The low-power demo that impressed me, though, was of a two-watt processor in a system showing a squee-worthy kitty video (and something else, but who noticed?), powered by a small solar panel. This was a demo of the future potential of near-threshold voltage operation, also touted (not, I’m sure, by accident) (not at all) in the Intel Fellows’ panel the day before. They used an old Pentium to do it, undoubtedly for reasons I’m not enough of a circuit jocky to understand. There was even what appeared – horrors! – to be an on-stage ad lib (!!) about “dumpster diving” for it. (Hey, eBay! Did they just call you a dumpster? The perils of ad libbing.) Some blatant futurism followed this, talking about 100 GF in that same 2W envelope; no hint when, fantastic if it ever happens.

There are chinks in the armor, though. You have to look seriously to find them, or have some comparisons on your side.

A friend happened to note to me, for example, that this IDF was three keynotes short of the usual full house of six. There was Otellini’s (CEO) general keynote, and Mooley Eden’s laptop ultrabook keynote, and Justin Rattner’s “futures” presentation in which he laughs too much for my taste. Those are regulars at every IDF. However, there was no keynote specifically devoted to Servers; understandable, I suppose, because they’re between big releases and have nothing major to announce (but they said a whole lot about the next-gen Ivy Bridge and the future server market in a media-only briefing). There was also no keynote for Digital Home; they are wrapped up with Sony [and other partners] on that one, and likely it hasn’t any splashes to make at this time (or else everybody’s figured out that connecting your TV to the Internet isn’t yet a world-shaking idea). And… dang, there was a third one historically, but I’ve lost it. Sorry. [The third missing keynote was on softtware and services, traditionally performed by Renee James.] Takeaway: Ambitions seem a bit shrunken, but it may just be circumstances. 
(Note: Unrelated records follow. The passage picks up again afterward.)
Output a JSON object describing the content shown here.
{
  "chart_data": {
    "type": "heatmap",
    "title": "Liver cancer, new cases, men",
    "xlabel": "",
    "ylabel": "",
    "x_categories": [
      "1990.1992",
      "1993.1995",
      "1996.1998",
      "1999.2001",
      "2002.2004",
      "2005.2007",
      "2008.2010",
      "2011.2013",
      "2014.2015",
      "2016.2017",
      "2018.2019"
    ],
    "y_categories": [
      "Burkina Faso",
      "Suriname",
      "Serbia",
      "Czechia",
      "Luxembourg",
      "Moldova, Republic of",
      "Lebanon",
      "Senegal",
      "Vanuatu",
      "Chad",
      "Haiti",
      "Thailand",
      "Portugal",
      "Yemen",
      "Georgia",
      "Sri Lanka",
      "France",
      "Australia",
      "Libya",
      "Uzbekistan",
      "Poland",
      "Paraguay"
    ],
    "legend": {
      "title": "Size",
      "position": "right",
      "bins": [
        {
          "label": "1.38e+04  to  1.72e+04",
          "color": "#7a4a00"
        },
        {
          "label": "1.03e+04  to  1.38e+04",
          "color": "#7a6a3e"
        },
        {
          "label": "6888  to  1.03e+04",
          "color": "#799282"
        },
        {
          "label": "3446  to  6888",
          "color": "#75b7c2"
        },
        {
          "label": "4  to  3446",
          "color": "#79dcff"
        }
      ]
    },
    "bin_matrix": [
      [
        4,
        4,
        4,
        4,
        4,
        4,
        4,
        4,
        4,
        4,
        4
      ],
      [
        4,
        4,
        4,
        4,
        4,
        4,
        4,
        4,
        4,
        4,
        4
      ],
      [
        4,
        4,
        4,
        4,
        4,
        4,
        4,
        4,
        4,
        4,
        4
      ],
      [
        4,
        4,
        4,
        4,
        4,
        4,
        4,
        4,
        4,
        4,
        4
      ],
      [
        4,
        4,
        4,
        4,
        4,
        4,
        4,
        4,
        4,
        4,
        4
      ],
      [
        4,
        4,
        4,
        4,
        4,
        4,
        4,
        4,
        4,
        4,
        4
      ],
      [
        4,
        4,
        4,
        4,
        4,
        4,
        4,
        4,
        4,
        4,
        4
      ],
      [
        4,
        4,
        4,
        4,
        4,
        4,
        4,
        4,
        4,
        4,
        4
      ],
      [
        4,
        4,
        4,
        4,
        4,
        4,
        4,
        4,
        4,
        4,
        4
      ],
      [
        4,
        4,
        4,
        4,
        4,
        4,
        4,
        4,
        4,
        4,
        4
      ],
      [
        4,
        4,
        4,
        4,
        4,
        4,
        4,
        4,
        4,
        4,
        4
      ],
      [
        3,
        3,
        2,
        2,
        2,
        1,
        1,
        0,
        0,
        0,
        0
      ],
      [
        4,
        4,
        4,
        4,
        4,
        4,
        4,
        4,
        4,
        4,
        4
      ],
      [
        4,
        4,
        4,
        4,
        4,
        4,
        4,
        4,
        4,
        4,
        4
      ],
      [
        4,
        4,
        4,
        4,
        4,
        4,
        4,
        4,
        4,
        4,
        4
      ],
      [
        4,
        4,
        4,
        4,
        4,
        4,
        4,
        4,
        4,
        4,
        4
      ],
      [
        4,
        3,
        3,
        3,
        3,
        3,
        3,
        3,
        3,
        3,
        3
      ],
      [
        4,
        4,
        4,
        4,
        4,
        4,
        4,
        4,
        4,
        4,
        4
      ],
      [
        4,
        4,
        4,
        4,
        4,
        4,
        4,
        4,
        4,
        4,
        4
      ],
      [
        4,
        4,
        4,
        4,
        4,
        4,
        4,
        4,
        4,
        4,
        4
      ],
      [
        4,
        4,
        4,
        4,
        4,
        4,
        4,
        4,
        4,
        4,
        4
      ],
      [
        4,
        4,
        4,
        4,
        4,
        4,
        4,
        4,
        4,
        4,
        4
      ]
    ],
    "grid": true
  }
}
A big deal was made in a media briefing about how they were going to improve Intel's Atom SoCs (Systems-On-a-Chip) at double Moore’s Law. (I think you’re supposed to gasp now.) That sounds sexy, but I interpret it as meaning they figured out that Atom really needs to be done in their latest and greatest silicon technology, as opposed to lagging a couple of generations (nodes) back the way it now does particularly now that their highest-end technologies are focused on low power.
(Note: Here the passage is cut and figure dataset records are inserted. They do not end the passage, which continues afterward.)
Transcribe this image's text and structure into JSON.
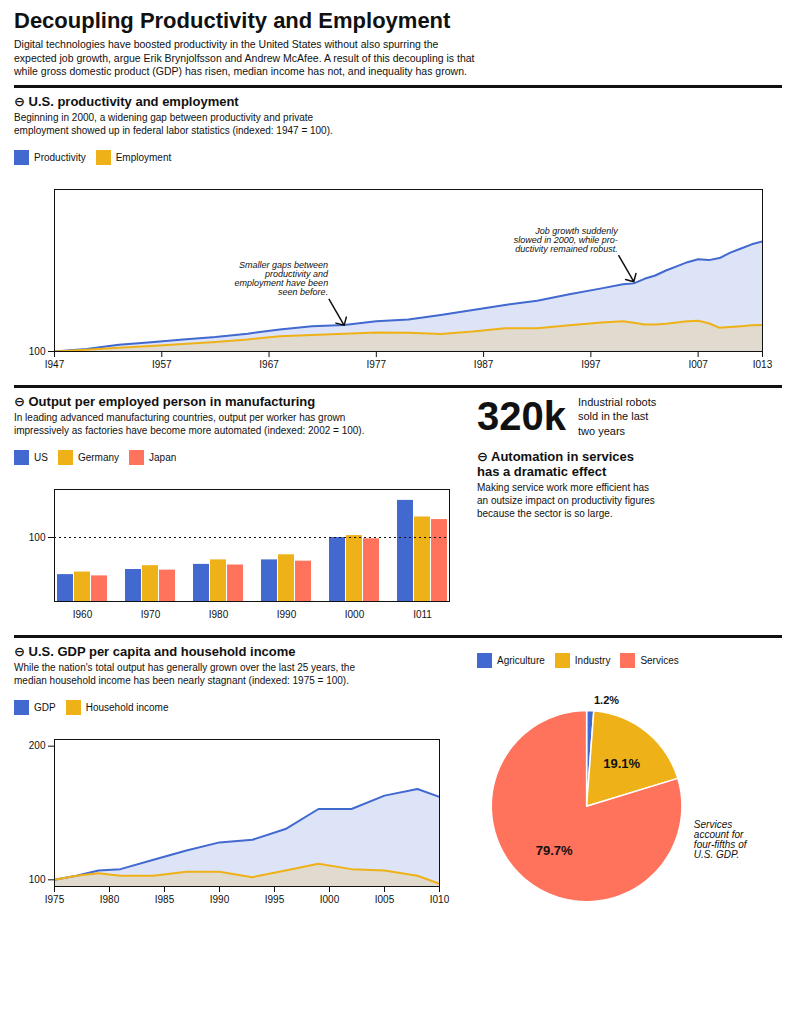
{
  "title": "Decoupling Productivity and Employment",
  "subtitle": "Digital technologies have boosted productivity in the United States without also spurring the\nexpected job growth, argue Erik Brynjolfsson and Andrew McAfee. A result of this decoupling is that\nwhile gross domestic product (GDP) has risen, median income has not, and inequality has grown.",
  "annotations": [
    "320k",
    "Industrial robots\nsold in the last\ntwo years"
  ],
  "chart_data": [
    {
      "type": "area",
      "title": "⊖ U.S. productivity and employment",
      "subtitle": "Beginning in 2000, a widening gap between productivity and private\nemployment showed up in federal labor statistics (indexed: 1947 = 100).",
      "x": [
        1947,
        1950,
        1953,
        1956,
        1959,
        1962,
        1965,
        1968,
        1971,
        1974,
        1977,
        1980,
        1983,
        1986,
        1989,
        1992,
        1995,
        1998,
        2000,
        2001,
        2002,
        2003,
        2004,
        2005,
        2006,
        2007,
        2008,
        2009,
        2010,
        2011,
        2012,
        2013
      ],
      "series": [
        {
          "name": "Productivity",
          "values": [
            100,
            106,
            116,
            122,
            129,
            135,
            143,
            153,
            161,
            164,
            173,
            177,
            188,
            200,
            212,
            222,
            238,
            252,
            262,
            264,
            275,
            283,
            295,
            305,
            315,
            322,
            320,
            325,
            338,
            348,
            358,
            365
          ]
        },
        {
          "name": "Employment",
          "values": [
            100,
            104,
            109,
            113,
            118,
            123,
            129,
            137,
            140,
            143,
            146,
            145,
            142,
            148,
            156,
            156,
            163,
            170,
            173,
            169,
            165,
            165,
            167,
            170,
            173,
            174,
            168,
            157,
            159,
            161,
            163,
            164
          ]
        }
      ],
      "xlim": [
        1947,
        2013
      ],
      "xticks": [
        {
          "value": 1947,
          "label": "I947"
        },
        {
          "value": 1957,
          "label": "I957"
        },
        {
          "value": 1967,
          "label": "I967"
        },
        {
          "value": 1977,
          "label": "I977"
        },
        {
          "value": 1987,
          "label": "I987"
        },
        {
          "value": 1997,
          "label": "I997"
        },
        {
          "value": 2007,
          "label": "I007"
        },
        {
          "value": 2013,
          "label": "I013"
        }
      ],
      "ylim": [
        100,
        490
      ],
      "yticks": [
        100
      ],
      "legend": "top",
      "annotations": [
        {
          "text": "Smaller gaps between\nproductivity and\nemployment have been\nseen before.",
          "x": 1974,
          "y": 163
        },
        {
          "text": "Job growth suddenly\nslowed in 2000, while pro-\nductivity remained robust.",
          "x": 2001,
          "y": 268
        }
      ]
    },
    {
      "type": "bar",
      "title": "⊖ Output per employed person in manufacturing",
      "subtitle": "In leading advanced manufacturing countries, output per worker has grown\nimpressively as factories have become more automated (indexed: 2002 = 100).",
      "categories": [
        "I960",
        "I970",
        "I980",
        "I990",
        "I000",
        "I011"
      ],
      "series": [
        {
          "name": "US",
          "values": [
            42,
            50,
            58,
            65,
            100,
            158
          ]
        },
        {
          "name": "Germany",
          "values": [
            46,
            56,
            65,
            73,
            103,
            132
          ]
        },
        {
          "name": "Japan",
          "values": [
            40,
            49,
            57,
            63,
            98,
            128
          ]
        }
      ],
      "ylim": [
        0,
        175
      ],
      "yticks": [
        100
      ],
      "grid": true,
      "legend": "top"
    },
    {
      "type": "area",
      "title": "⊖ U.S. GDP per capita and household income",
      "subtitle": "While the nation's total output has generally grown over the last 25 years, the\nmedian household income has been nearly stagnant (indexed: 1975 = 100).",
      "x": [
        1975,
        1977,
        1979,
        1981,
        1984,
        1987,
        1990,
        1993,
        1996,
        1999,
        2002,
        2005,
        2008,
        2010
      ],
      "series": [
        {
          "name": "GDP",
          "values": [
            100,
            103,
            107,
            108,
            115,
            122,
            128,
            130,
            138,
            153,
            153,
            163,
            168,
            162
          ]
        },
        {
          "name": "Household income",
          "values": [
            100,
            103,
            105,
            103,
            103,
            106,
            106,
            102,
            107,
            112,
            108,
            107,
            103,
            97
          ]
        }
      ],
      "xlim": [
        1975,
        2010
      ],
      "xticks": [
        {
          "value": 1975,
          "label": "I975"
        },
        {
          "value": 1980,
          "label": "I980"
        },
        {
          "value": 1985,
          "label": "I985"
        },
        {
          "value": 1990,
          "label": "I990"
        },
        {
          "value": 1995,
          "label": "I995"
        },
        {
          "value": 2000,
          "label": "I000"
        },
        {
          "value": 2005,
          "label": "I005"
        },
        {
          "value": 2010,
          "label": "I010"
        }
      ],
      "ylim": [
        95,
        205
      ],
      "yticks": [
        100,
        200
      ],
      "legend": "top"
    },
    {
      "type": "pie",
      "title": "⊖ Automation in services\nhas a dramatic effect",
      "subtitle": "Making service work more efficient has\nan outsize impact on productivity figures\nbecause the sector is so large.",
      "categories": [
        "Agriculture",
        "Industry",
        "Services"
      ],
      "values": [
        1.2,
        19.1,
        79.7
      ],
      "value_labels": [
        "1.2%",
        "19.1%",
        "79.7%"
      ],
      "data_labels": true,
      "legend": "top",
      "annotations": [
        "Services\naccount for\nfour-fifths of\nU.S. GDP."
      ]
    }
  ]
}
So they’re going to catch up. Everybody, including Atom, will be using use the same 14nm technology in 2014. (That’s an estimated, forward-looking 2014, see their prospectus for caveats, etc.) Until then, well, there are iterations. I take “double Moore’s Law” to mean that they can’t steer the massive ship of microprocessor development fast enough to catch up in a single release; and/or (likely) their existing Atom customer base can’t wait without any new Atom products for as long as a single leap would take.
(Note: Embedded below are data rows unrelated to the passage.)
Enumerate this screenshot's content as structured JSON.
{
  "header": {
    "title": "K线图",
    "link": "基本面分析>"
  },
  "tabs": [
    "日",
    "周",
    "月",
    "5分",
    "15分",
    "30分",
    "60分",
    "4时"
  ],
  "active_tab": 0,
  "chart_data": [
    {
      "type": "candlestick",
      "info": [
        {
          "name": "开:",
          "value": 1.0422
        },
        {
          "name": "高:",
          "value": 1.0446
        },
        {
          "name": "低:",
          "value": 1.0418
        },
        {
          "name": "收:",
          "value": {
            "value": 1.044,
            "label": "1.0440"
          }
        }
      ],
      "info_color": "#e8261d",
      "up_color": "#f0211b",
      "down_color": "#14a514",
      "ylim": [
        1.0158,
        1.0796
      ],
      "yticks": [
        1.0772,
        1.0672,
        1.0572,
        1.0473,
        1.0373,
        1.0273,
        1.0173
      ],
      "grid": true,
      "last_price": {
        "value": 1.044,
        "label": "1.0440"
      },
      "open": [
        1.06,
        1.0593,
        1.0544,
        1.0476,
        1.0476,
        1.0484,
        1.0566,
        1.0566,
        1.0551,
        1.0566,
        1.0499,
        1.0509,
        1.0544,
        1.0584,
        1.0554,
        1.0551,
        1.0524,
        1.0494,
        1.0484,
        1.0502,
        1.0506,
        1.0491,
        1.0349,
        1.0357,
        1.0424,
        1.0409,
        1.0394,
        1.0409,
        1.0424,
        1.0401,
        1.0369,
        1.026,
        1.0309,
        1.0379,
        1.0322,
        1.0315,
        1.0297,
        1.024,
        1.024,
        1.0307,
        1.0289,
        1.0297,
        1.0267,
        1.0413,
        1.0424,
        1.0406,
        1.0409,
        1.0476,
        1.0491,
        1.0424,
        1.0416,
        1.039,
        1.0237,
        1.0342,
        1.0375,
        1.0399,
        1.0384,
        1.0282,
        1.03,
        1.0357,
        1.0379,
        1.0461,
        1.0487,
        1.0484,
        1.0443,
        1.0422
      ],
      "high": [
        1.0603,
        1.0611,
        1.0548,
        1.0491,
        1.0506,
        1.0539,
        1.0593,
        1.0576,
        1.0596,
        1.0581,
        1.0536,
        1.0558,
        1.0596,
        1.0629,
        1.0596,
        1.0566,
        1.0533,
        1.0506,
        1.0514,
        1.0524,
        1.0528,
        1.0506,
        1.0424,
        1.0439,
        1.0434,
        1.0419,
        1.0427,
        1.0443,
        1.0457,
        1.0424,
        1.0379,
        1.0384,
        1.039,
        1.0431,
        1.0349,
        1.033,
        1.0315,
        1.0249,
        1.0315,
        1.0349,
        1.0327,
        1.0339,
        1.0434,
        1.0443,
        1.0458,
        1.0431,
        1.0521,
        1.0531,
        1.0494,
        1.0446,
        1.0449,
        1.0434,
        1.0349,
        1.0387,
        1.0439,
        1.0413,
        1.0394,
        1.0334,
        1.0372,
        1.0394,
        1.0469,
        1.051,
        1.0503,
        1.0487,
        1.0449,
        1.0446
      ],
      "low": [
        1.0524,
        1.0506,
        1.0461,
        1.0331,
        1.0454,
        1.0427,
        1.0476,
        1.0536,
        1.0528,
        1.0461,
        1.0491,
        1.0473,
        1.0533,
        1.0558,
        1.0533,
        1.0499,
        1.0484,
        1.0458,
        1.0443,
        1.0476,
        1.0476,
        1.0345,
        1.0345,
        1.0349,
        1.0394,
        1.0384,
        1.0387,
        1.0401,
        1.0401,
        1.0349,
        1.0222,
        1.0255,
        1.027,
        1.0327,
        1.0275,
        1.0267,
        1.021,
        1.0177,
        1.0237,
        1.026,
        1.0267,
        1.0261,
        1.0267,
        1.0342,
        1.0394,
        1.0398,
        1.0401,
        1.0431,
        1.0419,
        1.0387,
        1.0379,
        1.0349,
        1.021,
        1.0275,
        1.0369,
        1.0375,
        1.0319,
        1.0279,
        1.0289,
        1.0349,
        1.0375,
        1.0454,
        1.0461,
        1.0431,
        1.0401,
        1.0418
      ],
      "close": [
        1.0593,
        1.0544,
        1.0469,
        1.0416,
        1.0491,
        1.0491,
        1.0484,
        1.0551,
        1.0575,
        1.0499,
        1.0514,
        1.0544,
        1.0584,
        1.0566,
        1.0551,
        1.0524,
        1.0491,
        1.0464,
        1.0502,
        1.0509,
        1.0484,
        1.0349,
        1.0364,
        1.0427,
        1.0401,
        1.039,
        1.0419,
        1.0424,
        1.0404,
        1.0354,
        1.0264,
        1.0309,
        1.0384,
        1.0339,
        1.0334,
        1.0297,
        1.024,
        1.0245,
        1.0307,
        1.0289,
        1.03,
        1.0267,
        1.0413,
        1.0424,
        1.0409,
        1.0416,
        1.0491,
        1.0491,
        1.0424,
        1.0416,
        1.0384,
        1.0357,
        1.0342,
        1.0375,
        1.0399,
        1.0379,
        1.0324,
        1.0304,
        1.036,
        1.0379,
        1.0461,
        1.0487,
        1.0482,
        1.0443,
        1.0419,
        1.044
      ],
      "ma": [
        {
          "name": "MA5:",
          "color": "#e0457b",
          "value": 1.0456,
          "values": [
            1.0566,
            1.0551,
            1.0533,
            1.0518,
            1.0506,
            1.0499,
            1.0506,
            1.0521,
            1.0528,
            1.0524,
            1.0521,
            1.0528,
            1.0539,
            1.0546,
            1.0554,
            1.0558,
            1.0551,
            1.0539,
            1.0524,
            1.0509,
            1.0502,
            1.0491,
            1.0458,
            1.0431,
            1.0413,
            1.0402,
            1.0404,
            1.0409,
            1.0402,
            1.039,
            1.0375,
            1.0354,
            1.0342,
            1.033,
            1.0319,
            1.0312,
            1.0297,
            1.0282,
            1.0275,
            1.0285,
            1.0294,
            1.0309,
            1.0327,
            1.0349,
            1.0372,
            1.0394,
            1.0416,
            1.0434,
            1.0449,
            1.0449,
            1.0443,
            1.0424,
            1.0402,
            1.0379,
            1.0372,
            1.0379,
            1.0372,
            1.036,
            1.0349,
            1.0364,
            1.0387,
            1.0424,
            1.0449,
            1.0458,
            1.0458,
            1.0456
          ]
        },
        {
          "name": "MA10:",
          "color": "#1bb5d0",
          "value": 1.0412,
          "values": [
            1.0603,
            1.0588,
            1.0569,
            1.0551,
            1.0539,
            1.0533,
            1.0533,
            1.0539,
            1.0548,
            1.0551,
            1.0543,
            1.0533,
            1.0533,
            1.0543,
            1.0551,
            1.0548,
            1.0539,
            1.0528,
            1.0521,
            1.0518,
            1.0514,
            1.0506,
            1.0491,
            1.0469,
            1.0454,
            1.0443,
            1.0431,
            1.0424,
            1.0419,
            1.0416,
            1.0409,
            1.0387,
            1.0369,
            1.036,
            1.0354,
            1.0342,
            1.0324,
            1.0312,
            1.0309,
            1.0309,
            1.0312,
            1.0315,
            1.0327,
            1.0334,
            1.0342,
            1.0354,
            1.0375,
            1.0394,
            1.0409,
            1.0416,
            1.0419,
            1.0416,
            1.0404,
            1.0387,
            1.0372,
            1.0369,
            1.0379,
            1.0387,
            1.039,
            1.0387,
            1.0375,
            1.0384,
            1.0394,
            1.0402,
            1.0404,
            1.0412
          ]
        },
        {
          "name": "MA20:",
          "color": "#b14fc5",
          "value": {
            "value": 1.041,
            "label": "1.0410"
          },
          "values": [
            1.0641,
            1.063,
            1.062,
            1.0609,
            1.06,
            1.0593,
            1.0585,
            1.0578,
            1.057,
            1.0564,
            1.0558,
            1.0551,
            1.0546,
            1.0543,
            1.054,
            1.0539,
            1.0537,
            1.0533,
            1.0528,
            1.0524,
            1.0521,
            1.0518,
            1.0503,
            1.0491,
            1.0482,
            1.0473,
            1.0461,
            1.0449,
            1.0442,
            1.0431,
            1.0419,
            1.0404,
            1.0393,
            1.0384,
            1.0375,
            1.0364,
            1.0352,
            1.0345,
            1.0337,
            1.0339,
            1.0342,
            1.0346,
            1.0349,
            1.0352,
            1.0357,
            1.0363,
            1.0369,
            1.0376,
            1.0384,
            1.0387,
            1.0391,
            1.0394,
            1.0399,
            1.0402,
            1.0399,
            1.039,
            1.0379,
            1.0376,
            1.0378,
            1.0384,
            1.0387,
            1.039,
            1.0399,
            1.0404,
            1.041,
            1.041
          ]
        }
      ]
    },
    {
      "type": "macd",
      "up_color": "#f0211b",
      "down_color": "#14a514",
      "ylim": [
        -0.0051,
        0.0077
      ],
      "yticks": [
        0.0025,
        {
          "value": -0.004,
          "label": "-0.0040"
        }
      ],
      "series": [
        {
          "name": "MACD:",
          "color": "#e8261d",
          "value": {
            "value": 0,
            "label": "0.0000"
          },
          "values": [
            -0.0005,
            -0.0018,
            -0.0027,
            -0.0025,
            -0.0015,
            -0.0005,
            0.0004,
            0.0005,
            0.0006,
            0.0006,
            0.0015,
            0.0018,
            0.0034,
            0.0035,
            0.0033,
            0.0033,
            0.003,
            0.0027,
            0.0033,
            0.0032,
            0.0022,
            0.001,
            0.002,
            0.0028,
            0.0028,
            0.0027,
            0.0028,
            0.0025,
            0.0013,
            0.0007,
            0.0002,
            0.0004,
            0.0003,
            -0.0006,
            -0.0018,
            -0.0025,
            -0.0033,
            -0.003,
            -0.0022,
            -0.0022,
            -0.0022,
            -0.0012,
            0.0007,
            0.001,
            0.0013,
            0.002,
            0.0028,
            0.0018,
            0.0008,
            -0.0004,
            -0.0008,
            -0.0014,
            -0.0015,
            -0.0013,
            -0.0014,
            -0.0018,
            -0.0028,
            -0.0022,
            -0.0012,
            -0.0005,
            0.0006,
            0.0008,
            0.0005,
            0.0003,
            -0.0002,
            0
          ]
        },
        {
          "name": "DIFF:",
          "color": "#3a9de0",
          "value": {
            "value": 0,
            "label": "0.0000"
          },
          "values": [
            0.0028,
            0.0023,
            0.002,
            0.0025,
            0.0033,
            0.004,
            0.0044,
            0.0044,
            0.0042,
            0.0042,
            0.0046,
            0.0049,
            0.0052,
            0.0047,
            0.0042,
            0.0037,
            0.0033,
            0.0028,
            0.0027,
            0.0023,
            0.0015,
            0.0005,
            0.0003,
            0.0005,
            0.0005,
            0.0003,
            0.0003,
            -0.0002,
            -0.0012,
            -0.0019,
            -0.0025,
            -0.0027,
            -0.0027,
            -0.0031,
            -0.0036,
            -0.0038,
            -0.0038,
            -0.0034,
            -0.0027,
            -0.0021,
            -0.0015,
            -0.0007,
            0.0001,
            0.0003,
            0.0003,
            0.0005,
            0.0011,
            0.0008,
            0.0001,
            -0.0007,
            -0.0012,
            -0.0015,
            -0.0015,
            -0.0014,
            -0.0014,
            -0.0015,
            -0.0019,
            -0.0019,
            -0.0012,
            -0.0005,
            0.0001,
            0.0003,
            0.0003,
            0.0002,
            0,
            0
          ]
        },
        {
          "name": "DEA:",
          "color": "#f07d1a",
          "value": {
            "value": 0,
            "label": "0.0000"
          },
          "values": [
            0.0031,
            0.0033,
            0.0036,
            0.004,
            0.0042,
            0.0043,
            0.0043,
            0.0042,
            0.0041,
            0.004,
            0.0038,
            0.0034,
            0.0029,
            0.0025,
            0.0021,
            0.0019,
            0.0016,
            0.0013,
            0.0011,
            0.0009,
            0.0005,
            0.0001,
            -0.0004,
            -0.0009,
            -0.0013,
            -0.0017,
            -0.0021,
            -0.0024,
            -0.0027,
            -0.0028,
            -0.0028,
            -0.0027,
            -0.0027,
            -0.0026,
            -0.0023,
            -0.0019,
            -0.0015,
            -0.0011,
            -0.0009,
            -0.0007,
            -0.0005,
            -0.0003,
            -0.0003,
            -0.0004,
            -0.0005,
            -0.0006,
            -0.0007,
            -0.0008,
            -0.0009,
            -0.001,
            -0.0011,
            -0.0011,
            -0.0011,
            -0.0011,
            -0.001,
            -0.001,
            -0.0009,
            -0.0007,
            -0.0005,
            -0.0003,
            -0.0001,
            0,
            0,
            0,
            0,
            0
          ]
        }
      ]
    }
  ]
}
Will this put a dent in ARM's dominance of the low-power arena? Or MIPS's share? Maybe, in time.

Then there was that graph, also in a media briefing, of future server shipments. (Wish I had a pic; can’t find the pdf on the Intel web site.) They extended it to show some trebling or quadrupling of server shipments in the next few years, but…

Maybe they have some data I don’t have. To me, the actual past data on the graph seemed to me to say that curve of shipment volumes recently started flattening out. Extrapolating based on the slope that existed a couple of quarters or years in the past doesn’t seem justified by what I saw purely based on that graph.

Hey, did I mention that I wuz a medium? I got in with media credentials, which was another personal first. (Thanks again!) Talk about being a newbie – I didn’t even know there was a special “media corridor” until half-way through the first day. Dang. I could have had a much better breakfast on the first day.

Now I have this itch to buy a fedora so I can put a press pass into the hatband.

More will come, but I’ve got a trip to Mesa Verde for the next few days, so it won’t be immediate. Sorry. The wait won’t be anywhere near as long as it has been between other recent posts.